Problem discussion

Random access everything

Feb 22, 2024

Mohammed Kheezar Hayat

Product

A lot of software is just about building new indexes

My wife and I were talking about computer memory the other day. She has been having some issues with her work laptop. The thing is slow, usually overloaded with the dozens of documents she needs to keep open: because it does not have enough memory, i.e. RAM.

She kind of knows what RAM is, but it wasn’t entirely clear to her, so I explained. However, I found myself constantly having to hedge and caveat what I was saying, because as I spoke, I was realizing that the term is a bit vestigial.

The term RAM (Random Access Memory) is from the early days of computing, and it was used to differentiate between this kind of memory from tape and disk drives. Sequential access was slow and random access was much faster. I am skipping over some history of computer design and architecture here, but in a nutshell the difference is so stark that the purposes to which these 2 kinds of memory were put were entirely different.

Sequential access simply means that to get to a certain piece of data, you need to ‘go through’ all bits that came before it first. Random access means you don’t have to.

When you read a book for the first time, you have to read it in order. But once you are familiar with it, you might treat it as a random-accessible reference and leaf through quickly to get somewhere

Some of this depends on simply the anatomy of the medium. A tape by definition has to be wound forward or backward if you want to get to a specific point, as opposed to a disc where you only need to reposition the beam or the stylus.

Sometimes it depends on other, fuzzier factors. And it’s an analogy that works for any kind of information access. When you read a book for the first time, you have to read it in order. But once you are familiar with it, you might treat it as a random-accessible reference and leaf through quickly to get somewhere; as if you had an index in your mind. Obviously many books have actual indexes. [A book’s index is a kind of alternative version of the table of contents, the TOC is the book arranged from the classical, authorial point of view: it is in fact literally the order in which the book is bound. The index presents the book arranged in an order familiar to everyone: the alphabet.]

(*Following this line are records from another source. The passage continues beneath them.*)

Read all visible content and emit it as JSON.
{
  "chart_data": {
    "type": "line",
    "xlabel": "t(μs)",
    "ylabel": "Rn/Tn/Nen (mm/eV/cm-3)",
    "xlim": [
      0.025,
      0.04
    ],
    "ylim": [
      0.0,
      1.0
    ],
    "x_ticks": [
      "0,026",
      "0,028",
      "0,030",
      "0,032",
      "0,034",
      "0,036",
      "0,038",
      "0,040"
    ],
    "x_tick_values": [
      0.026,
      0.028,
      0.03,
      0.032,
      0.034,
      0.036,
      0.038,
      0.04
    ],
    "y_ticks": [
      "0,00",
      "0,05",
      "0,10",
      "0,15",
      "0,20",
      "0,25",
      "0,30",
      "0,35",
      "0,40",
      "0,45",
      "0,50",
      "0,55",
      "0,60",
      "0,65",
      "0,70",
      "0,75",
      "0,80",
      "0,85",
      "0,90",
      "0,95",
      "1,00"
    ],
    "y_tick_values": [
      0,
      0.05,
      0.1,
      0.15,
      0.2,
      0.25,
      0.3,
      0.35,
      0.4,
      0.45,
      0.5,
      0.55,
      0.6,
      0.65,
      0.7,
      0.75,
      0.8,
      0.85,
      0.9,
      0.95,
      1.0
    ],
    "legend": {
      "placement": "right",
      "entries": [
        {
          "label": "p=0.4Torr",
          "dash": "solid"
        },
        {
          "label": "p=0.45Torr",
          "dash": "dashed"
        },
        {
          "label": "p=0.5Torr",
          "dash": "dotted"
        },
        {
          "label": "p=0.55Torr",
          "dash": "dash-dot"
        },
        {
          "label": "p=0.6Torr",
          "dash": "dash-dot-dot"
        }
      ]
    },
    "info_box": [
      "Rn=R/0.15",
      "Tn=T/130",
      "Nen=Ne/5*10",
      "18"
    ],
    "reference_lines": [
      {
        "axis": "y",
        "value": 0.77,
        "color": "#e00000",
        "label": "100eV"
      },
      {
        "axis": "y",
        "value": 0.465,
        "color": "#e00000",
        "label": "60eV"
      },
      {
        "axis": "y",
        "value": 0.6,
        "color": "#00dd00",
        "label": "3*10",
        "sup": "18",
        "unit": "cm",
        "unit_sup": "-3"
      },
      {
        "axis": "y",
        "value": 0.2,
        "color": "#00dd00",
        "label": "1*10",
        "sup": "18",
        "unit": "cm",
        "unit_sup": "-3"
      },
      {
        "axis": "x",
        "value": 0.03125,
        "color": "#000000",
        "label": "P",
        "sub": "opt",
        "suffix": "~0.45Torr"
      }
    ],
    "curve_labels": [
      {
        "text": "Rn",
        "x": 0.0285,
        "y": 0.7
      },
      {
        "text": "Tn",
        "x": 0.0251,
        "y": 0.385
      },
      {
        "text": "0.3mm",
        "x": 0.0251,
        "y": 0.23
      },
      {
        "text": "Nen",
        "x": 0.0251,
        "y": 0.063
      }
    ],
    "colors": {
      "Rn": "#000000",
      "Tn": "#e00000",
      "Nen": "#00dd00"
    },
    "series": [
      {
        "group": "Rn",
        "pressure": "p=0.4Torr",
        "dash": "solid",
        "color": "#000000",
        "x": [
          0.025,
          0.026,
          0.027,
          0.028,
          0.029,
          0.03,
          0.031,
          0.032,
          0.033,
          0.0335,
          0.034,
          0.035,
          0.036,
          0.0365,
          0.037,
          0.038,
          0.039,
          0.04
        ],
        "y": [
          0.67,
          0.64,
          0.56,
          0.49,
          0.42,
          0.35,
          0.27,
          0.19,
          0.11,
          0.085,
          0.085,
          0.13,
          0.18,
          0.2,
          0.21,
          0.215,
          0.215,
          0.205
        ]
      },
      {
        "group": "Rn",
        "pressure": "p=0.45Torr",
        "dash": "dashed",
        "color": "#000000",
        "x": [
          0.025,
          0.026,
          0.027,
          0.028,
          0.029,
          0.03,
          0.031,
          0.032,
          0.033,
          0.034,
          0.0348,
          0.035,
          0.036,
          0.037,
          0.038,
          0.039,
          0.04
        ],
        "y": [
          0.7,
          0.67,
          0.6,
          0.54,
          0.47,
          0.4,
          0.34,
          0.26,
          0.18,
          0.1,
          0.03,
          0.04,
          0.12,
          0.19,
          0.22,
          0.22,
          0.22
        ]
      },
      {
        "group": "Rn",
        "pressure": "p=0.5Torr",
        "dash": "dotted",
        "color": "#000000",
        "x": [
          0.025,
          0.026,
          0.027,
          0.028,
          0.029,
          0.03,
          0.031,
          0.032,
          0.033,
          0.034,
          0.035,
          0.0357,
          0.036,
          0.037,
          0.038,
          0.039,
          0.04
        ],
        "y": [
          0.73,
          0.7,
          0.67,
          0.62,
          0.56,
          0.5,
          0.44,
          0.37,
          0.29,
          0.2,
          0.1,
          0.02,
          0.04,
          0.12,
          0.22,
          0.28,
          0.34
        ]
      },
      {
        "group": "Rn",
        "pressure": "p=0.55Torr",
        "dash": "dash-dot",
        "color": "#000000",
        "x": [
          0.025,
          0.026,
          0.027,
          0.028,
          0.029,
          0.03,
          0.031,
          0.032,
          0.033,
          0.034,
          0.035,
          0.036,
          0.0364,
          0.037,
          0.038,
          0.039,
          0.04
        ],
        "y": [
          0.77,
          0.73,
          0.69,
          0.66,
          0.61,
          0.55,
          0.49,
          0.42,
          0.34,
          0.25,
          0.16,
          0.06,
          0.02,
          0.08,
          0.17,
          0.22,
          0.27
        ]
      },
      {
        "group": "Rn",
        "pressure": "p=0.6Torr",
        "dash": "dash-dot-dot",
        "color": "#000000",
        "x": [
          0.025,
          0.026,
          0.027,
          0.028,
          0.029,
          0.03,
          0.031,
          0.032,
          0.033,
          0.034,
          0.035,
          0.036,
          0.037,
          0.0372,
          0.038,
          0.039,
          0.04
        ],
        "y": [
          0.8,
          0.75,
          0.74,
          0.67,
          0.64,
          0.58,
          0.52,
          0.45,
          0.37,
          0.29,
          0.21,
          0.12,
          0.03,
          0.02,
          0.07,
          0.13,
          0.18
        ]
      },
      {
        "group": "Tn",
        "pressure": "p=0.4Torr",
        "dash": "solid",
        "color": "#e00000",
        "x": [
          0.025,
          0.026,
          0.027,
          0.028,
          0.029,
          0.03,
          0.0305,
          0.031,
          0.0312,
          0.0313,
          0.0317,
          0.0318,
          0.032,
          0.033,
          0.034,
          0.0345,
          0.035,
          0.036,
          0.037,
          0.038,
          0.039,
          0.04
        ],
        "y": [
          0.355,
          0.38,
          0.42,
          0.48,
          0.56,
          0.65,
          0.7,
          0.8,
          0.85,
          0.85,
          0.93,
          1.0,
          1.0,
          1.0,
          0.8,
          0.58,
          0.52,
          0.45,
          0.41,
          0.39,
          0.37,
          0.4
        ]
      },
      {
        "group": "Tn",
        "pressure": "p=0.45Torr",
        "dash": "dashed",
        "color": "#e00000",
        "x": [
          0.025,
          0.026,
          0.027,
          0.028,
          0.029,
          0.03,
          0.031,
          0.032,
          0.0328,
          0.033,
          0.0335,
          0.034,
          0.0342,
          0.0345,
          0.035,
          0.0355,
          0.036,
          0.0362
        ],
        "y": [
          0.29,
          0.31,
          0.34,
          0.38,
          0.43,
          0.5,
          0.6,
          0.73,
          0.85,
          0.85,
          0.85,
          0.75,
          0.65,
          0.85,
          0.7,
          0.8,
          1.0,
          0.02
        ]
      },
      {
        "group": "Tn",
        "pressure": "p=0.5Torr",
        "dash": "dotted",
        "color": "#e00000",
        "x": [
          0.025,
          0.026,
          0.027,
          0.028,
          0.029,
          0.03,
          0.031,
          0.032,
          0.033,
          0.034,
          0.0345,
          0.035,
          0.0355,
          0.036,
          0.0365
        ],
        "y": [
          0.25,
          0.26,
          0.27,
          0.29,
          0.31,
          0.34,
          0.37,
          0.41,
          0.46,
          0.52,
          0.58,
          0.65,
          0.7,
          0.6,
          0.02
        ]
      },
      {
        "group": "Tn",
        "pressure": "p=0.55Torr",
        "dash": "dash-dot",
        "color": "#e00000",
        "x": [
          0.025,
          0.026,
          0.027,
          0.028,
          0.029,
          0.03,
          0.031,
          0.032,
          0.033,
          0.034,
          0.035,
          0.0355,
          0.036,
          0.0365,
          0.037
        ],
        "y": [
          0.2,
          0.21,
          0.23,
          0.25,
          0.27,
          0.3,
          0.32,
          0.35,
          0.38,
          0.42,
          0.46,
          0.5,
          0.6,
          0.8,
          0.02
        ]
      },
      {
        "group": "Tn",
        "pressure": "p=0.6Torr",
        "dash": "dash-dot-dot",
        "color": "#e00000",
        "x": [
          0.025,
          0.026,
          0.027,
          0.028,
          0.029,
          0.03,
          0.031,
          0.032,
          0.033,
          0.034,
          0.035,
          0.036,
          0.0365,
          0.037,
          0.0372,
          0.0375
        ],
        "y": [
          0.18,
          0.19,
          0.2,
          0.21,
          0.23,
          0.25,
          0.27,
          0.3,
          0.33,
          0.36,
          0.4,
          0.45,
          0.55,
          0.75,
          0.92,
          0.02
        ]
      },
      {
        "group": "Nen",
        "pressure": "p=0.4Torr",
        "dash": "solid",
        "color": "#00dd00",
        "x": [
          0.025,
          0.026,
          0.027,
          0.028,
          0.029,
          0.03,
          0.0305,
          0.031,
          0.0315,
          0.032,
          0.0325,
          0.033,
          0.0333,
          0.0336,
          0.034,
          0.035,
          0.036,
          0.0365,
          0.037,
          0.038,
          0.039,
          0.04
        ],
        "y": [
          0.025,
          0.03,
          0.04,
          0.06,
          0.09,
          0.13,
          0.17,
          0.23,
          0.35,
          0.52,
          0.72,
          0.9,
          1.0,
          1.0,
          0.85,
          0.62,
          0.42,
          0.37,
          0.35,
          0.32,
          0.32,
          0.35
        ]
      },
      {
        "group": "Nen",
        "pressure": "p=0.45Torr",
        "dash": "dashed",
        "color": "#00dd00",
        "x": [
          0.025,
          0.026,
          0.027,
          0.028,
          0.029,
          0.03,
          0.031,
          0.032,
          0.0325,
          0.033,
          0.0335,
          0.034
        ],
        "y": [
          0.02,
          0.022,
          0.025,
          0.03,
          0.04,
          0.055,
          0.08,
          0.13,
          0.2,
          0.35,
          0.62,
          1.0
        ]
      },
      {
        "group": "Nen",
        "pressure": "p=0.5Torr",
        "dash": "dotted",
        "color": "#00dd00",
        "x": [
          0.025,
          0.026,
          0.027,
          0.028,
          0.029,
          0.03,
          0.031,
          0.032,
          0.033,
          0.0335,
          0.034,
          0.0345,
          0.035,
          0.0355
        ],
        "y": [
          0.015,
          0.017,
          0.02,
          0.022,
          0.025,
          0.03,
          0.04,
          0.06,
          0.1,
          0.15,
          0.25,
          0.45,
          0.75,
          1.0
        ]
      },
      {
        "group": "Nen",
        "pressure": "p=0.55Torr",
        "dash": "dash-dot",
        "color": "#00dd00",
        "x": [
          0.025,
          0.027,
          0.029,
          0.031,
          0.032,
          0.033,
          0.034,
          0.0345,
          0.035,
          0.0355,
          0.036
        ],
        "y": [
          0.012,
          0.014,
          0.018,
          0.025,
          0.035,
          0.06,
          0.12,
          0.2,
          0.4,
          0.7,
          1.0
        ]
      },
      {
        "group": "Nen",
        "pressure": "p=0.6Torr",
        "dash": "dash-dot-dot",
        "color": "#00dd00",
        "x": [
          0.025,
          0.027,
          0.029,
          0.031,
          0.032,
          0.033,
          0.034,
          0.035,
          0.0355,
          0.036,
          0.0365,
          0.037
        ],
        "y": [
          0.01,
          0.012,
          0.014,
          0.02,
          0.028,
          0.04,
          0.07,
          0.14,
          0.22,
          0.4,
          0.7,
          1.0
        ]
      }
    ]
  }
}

Of course, sequential access can be very fast too, and speed is often not the only criterion for performance: few people want to watch a movie from somewhere in the middle or at 2x speed, so sequential access is fine. But back in the 70s and 80s, broadly speaking, the distinction of degree was so great that it became one of kind. Much of memory and indeed storage today is technically random access, but the imprint of this difference in kind endures on modern computer and cloud architecture.

I have lately spent some time thinking about these distinctions: especially ‘random access’; and it seems a surprising number of innovations in software; possibly even a majority of them, can be described as some form of slow/sequential access being transformed into fast/random access. Almost any software that is about access to data, is building or improving upon random access.

The returns from making access to information faster by making physical changes (akin to moving from tapes to discs) have almost certainly diminished to zero. What we can still build are better indexes, better faster, customized indexes.

We don’t need to imagine another universe to find people whose alphabets are different from ours. From an expert’s point of view, anyone outside their domain has a different alphabet.

humanoid aliens reading books in a library

Indulge me in a thought experiment here.

Imagine a parallel universe, where human society is absolutely identical to ours. They have our knowledge, our predispositions and our paranoias. Everything is identical with these ‘Xumans’, except that their English language alphabet is ordered differently. Instead of A, B, C, theirs goes X, Q, B, U, O, A, V… You can make up the remaining ‘Xenglish’ alphabet, it does not matter. What matters is that if we find a way to send English language books from our universe to theirs, they would be fine reading them, but the indexes at the end of the books would be useless to them. For you and I, ‘aardvark’ comes before ‘ability’ but for the Xumans it is the other way round! You would need to redo the indexes on these smuggled books for them to be of any use.

I don’t think you or I have to think too much before drawing parallels between this thought experiment and much of software: at its core, much of it is about building new indexes: more random access for more people.

I also don’t think that we are anywhere close to fully indexing humanity’s collective knowledge for everyone. How to find the most efficient ways to map information, knowledge and expertise to what people already know (their ‘alphabets’). Sticking with the analogy, building new ‘indexes’ is going to be key to eventually writing entirely new books.

We don’t need to imagine another universe to find people whose alphabets are different from ours. From an expert’s point of view, anyone outside their domain has a different alphabet. Other experts in other domains have a different alphabet and different indexes.

There has been a wave of ‘knowledge management’ tools lately that use AI. Summarization tends to be a common feature in these applications as a summary seems like an obvious entry point to get a kind of ‘intelligent grip’ on information that is unfamiliar; or if there simply is a lot of it.

But summarization isn’t enough. Or at least how it’s defined currently isn’t. Instead of just a compression of words, if we think of summaries as just another kind of index, then the question becomes what else can we do with and/or alongside summaries.

At Afterword, we have built a few key features that augment summarization nicely. Afterword works multi modally, you can make summaries of not just URLs but also pdfs, audio files and videos. Once the text summaries are generated, you can zoom in and out of them, traveling through levels of abstraction, like a map. And finally you can combine various summaries from any source (text, audio, video) into hyperdocuments, digital scrapbooks that are yours to arrange as you wish.

These are tiny steps that our users love, but there is much more work to be done if we are to build new interesting and exciting indexes for human knowledge. We all need more random access in our lives.